The background relates specifically to residential projects, and those that proceeded in reliance on a client-appointed QS for budget estimation purposes; or on the architect’s notional square meterage rate; or on a builder’s cost estimate.

Part way through in some cases, or nearing the end of project documentation in others, the client’s QS or builder’s estimate identified a likely construction cost which significantly exceeded the client’s expectation as to project cost by 50 – 80%.

In Snakes and Ladders, we sometimes encounter “go back to start”, but this is not always possible in architectural services. The client may have already paid for some design fees, various consultants and a Resource Consent application.

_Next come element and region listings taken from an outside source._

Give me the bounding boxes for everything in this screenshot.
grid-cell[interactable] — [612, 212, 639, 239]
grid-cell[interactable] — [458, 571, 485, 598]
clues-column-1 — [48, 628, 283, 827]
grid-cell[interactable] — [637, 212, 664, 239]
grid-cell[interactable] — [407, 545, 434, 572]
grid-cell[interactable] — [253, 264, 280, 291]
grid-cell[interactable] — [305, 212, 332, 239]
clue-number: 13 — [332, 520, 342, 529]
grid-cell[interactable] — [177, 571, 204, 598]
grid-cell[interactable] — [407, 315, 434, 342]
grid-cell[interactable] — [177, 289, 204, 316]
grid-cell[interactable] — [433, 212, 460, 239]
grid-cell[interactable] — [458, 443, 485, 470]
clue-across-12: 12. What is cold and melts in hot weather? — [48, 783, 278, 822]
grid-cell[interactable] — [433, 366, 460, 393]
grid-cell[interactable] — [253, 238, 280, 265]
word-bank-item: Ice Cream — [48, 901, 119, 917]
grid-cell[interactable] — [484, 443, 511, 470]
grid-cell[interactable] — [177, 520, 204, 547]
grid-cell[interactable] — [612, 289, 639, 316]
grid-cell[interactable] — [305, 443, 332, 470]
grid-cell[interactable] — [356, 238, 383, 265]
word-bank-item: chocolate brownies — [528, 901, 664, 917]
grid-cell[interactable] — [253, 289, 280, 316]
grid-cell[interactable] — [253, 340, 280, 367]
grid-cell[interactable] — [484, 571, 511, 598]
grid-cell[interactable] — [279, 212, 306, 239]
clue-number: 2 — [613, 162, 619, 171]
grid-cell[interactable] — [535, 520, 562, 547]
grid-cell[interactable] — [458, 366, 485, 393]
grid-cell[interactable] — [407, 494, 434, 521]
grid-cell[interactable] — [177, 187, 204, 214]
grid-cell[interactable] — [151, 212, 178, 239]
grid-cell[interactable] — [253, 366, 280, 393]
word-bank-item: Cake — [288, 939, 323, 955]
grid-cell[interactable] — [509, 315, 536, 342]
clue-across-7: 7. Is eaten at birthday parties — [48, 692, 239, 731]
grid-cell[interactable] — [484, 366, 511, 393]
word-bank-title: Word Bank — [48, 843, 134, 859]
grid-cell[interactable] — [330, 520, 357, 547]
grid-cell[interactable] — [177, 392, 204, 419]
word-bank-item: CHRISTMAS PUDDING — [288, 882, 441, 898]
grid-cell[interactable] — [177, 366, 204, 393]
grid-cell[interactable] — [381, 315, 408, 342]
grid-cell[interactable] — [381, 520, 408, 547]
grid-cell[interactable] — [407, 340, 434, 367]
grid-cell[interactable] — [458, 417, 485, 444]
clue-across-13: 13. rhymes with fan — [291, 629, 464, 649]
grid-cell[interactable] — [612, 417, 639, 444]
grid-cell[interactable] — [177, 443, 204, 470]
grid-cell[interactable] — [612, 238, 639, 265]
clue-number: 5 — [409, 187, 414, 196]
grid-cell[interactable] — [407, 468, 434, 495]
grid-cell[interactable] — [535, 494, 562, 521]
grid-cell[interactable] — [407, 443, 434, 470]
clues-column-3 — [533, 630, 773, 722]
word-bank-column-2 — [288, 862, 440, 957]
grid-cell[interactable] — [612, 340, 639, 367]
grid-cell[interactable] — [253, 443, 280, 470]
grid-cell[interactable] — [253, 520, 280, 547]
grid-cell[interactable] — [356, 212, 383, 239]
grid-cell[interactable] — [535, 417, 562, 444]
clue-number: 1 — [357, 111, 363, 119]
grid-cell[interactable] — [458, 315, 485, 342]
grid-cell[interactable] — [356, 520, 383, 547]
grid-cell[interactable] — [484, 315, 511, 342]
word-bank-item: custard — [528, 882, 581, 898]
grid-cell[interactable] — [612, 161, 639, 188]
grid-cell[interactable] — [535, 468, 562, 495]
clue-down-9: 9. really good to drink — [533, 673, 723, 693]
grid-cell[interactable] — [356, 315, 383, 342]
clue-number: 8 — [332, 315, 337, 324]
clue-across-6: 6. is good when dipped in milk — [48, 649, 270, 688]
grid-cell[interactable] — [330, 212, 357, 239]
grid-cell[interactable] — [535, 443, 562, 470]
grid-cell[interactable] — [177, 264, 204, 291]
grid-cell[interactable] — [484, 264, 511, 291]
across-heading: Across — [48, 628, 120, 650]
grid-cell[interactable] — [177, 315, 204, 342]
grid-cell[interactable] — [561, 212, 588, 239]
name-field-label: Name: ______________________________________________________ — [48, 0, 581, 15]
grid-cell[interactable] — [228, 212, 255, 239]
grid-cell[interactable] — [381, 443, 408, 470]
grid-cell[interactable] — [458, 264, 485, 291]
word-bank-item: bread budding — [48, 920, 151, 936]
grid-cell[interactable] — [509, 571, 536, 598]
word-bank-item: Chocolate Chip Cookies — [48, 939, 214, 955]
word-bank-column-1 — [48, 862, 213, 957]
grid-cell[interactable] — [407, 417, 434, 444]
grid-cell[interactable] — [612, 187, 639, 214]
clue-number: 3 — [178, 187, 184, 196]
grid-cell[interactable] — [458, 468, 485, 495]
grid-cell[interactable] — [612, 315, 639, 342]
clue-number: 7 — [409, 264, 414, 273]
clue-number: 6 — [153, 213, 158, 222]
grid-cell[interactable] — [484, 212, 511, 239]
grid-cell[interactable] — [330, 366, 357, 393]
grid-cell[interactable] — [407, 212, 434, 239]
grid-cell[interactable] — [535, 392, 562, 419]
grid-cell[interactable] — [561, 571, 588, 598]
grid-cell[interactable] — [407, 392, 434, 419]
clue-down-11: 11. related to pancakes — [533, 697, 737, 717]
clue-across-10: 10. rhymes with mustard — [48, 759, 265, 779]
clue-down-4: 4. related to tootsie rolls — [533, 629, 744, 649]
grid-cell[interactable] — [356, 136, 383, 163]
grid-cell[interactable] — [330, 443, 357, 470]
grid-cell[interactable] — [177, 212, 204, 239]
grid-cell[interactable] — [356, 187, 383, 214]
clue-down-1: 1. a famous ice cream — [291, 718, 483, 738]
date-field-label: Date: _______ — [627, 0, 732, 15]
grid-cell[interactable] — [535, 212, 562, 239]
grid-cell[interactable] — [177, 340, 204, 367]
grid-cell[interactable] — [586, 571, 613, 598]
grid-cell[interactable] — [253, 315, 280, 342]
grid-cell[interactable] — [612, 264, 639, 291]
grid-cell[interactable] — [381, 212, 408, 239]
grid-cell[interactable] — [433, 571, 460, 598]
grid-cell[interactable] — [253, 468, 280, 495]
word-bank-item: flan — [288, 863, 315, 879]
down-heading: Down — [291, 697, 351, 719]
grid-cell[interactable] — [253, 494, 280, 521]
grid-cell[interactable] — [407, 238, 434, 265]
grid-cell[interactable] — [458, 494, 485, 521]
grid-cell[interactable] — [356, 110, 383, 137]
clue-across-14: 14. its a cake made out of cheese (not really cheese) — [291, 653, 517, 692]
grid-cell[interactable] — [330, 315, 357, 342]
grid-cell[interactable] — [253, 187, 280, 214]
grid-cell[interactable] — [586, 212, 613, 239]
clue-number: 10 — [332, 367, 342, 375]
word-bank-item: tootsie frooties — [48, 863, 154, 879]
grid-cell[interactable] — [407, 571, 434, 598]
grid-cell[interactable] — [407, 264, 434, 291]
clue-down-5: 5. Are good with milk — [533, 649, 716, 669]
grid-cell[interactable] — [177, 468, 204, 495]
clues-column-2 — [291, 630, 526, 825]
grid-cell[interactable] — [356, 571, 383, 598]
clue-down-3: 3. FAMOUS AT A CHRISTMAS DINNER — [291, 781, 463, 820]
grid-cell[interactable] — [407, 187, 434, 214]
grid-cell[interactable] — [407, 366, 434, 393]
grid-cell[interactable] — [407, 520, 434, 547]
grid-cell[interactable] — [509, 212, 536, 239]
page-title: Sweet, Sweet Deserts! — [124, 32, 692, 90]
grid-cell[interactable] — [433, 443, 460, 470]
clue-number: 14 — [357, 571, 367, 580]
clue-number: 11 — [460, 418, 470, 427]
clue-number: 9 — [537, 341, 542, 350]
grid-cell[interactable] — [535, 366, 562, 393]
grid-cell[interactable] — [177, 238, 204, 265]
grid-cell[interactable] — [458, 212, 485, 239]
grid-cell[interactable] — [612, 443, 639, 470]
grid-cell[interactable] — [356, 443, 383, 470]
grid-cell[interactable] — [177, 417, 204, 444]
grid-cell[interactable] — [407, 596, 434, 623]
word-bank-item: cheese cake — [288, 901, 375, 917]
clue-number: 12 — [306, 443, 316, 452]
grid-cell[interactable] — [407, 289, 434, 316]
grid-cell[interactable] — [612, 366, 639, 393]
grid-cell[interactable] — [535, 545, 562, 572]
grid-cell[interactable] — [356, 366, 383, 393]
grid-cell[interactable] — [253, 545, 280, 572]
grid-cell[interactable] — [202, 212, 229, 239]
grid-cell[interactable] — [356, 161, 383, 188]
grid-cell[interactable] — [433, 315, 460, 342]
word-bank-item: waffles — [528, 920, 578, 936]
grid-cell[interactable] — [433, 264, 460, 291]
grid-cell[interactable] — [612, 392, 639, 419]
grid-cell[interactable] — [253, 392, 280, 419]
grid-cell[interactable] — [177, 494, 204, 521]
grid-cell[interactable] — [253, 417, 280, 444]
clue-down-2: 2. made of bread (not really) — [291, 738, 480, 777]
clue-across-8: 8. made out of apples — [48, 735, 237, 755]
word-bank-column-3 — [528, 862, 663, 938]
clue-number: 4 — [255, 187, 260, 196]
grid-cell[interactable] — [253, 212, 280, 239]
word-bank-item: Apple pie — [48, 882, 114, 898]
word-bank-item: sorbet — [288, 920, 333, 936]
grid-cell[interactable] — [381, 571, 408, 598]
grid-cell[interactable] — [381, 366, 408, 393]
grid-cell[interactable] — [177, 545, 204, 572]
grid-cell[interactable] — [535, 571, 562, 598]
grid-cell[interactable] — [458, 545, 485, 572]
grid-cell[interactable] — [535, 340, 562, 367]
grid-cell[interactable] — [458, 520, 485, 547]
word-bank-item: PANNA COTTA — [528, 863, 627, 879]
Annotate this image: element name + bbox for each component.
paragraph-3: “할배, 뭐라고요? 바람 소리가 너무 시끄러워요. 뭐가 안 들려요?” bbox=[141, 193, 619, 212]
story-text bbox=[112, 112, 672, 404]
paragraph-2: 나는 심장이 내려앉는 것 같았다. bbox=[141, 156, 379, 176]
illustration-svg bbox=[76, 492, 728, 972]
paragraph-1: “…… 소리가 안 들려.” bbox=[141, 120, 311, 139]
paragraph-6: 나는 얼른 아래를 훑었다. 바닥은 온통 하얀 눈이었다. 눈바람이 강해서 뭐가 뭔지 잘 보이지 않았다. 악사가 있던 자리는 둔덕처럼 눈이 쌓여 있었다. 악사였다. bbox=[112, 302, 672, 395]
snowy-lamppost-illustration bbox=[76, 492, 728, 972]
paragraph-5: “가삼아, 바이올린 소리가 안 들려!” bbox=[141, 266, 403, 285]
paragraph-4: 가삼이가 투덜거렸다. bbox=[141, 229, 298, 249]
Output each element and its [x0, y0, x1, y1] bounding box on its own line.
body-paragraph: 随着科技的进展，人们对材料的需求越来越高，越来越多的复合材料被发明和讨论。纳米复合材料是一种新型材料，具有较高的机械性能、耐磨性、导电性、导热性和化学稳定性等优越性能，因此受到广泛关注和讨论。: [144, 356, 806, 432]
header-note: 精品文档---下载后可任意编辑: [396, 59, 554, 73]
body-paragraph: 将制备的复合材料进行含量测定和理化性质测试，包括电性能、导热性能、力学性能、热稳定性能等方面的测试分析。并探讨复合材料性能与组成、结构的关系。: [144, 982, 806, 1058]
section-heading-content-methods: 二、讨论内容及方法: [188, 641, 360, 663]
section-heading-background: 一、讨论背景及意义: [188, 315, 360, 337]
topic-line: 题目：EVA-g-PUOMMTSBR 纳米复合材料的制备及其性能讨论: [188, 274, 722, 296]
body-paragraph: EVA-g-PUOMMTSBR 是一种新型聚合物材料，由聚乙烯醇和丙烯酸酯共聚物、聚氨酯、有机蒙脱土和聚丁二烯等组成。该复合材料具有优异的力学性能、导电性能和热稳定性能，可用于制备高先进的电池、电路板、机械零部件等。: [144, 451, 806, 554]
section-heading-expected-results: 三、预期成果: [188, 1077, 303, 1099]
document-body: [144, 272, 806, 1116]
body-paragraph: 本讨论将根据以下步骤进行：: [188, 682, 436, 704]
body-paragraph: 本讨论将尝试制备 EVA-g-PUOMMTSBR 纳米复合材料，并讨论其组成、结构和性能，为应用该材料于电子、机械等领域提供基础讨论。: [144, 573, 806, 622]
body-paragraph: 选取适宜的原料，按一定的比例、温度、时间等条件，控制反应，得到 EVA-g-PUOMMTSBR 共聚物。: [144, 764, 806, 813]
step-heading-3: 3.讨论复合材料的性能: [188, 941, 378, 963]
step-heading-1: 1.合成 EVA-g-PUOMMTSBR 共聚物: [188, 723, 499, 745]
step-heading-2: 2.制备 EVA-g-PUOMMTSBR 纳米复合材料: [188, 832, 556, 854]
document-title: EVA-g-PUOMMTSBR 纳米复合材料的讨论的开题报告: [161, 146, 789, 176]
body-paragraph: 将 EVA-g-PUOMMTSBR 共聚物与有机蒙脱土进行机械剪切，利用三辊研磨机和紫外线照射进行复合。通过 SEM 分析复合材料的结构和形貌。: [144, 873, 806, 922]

The architect may also have outstanding documentation invoices to recover from a disgruntled client.

A standard PI insurance policy does not respond to fee recovery claims. The architect may be contractually entitled to their early design-stage fees, but in the event of cost over-run, there may be a conflict over their entitlement to the construction documentation fee. The client will naturally plead that had they known the true construction cost in a timely manner, they would not have proceeded with the project and accordingly have saved themselves that expense. In effect, the architect proceeded without the client’s fully informed consent.

Not only will the architect face difficulties in collecting fees, there may be a potential claim against them for recovery of documentation fees and alleged negligence in project cost estimation. Whilst the PI cover may respond to some or all of this, it will also trigger the need for payment of the excess on that policy.

If there is doubt about reliance on cost estimations, it may be prudent for the architect to obtain (and meet the cost of) a cost opinion from a QS, whether or not it is disclosed to the client. This legitimate business expense would be preferable to the potential adverse alternative.

If it was only so easy.

Architects have a duty to keep their client informed about the nature and quantum of project cost estimates for contractual and ethical reasons, but equally for their own commercial protection. In such circumstances, a little ink is better than a good memory.